# Компьютерные технологии > Железо (hardware) > Видеосистема >  Оптимальная видеокарта

## Islam

Люди добрые, помогите выбрать видеокарту по системе "качество+цена".

----------


## Clopedius

а что подразумеваешь под качеством? каждый выбирает карту по своим запросам. геймеры меняют чуть ли не каждые полгода,а то и чаще. киноманам подавай поддержку Hd и прочее. для чего берешь картуИ

----------


## Islam

хочу взять для игрушек. а кино меня пока устраивает то, что имею. для кино в принципе я планирую взять кинопроектор цифровой.

----------


## Clopedius

Для игрушек сейчас покупать с поддержкой Dx10. У NVidia флагман линейка 8800(GT и GTS), из множества вариантов предлагаемых производителями мне больше всего импанирует Bliss 8800 GT 512 Mb приличные показатели цена от 9000 тыс. и забыть о требованиях можно мин. на год.
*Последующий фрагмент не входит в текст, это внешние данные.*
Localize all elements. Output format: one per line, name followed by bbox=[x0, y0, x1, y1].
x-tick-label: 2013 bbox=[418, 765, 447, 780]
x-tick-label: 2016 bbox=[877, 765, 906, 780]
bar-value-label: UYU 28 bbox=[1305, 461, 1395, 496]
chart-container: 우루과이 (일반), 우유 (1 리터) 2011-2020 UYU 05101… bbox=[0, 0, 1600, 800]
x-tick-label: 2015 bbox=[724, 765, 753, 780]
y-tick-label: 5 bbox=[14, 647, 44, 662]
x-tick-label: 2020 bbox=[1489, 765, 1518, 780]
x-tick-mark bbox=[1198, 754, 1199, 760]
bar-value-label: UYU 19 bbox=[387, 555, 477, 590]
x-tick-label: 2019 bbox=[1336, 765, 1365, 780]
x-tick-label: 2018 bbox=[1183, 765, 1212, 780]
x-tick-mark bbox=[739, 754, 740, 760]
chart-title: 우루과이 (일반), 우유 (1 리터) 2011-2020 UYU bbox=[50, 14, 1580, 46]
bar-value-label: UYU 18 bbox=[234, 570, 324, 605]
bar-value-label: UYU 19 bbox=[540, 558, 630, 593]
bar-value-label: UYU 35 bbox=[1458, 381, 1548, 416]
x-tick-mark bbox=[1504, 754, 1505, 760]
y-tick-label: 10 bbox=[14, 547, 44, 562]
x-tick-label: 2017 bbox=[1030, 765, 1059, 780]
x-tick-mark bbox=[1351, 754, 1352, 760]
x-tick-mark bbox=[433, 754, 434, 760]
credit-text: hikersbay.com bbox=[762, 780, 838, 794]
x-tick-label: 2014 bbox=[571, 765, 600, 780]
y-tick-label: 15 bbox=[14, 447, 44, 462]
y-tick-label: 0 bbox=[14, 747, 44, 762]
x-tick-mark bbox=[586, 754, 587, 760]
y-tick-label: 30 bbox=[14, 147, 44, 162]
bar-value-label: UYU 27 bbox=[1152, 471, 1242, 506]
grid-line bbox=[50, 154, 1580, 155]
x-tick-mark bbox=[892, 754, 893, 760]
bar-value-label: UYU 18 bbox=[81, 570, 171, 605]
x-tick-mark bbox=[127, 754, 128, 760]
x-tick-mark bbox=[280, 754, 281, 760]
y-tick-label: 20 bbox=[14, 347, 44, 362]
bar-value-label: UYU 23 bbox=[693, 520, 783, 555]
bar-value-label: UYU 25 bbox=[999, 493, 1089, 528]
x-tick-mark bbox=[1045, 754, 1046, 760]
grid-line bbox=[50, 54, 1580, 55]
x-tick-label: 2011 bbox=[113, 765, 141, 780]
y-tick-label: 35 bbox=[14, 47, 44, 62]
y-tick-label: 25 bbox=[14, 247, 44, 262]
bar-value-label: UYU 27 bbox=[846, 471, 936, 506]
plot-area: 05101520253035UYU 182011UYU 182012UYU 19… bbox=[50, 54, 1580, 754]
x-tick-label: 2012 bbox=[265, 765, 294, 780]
Недостатки горячая и шумная. 
У ATI недавно вышла HD 3870 X2 горячая штучка из двух 3870 с поддержкой DX 10.1 и PCI 2.0 по оправданности цены тут сложно сказать, дрова явно сыроваты, хотя потенциал у карточки очень хорош. Ну а если совсем уж заядлый геймер. Жди GeForce 9800 GX2 - девайс думаю будет чумовой.
P.S. Какая конфигурация системы, проще будет советы давать.

----------


## Botanig

сейчас у нвидия рулит 8800 Gtx.

----------


## andak

Я в октябре 2007 брал Leadtek WinFast PX8800 GTX (за 19 700 руб.), всё ещё вполне устраивает. Месяц назад другу собирал комп с ATI Radeon 3850 HD (что-то около 10 000 руб.). Вполне достойно.

----------


## Mizrael

Вообщем оптимальными соотношениями есть Nvidia 8000GT (512), если немного дешевле но не сильно терять в производительности то ATI 3870. А вообще напиши конфиг машины !!! тада скажу что именно тебе нужно.

----------


## srt103

8800GT 9800GT 3870  4830.....
если бюджет слаб можно и 9600GSO или 3850 или 4670 или 1950Xt

----------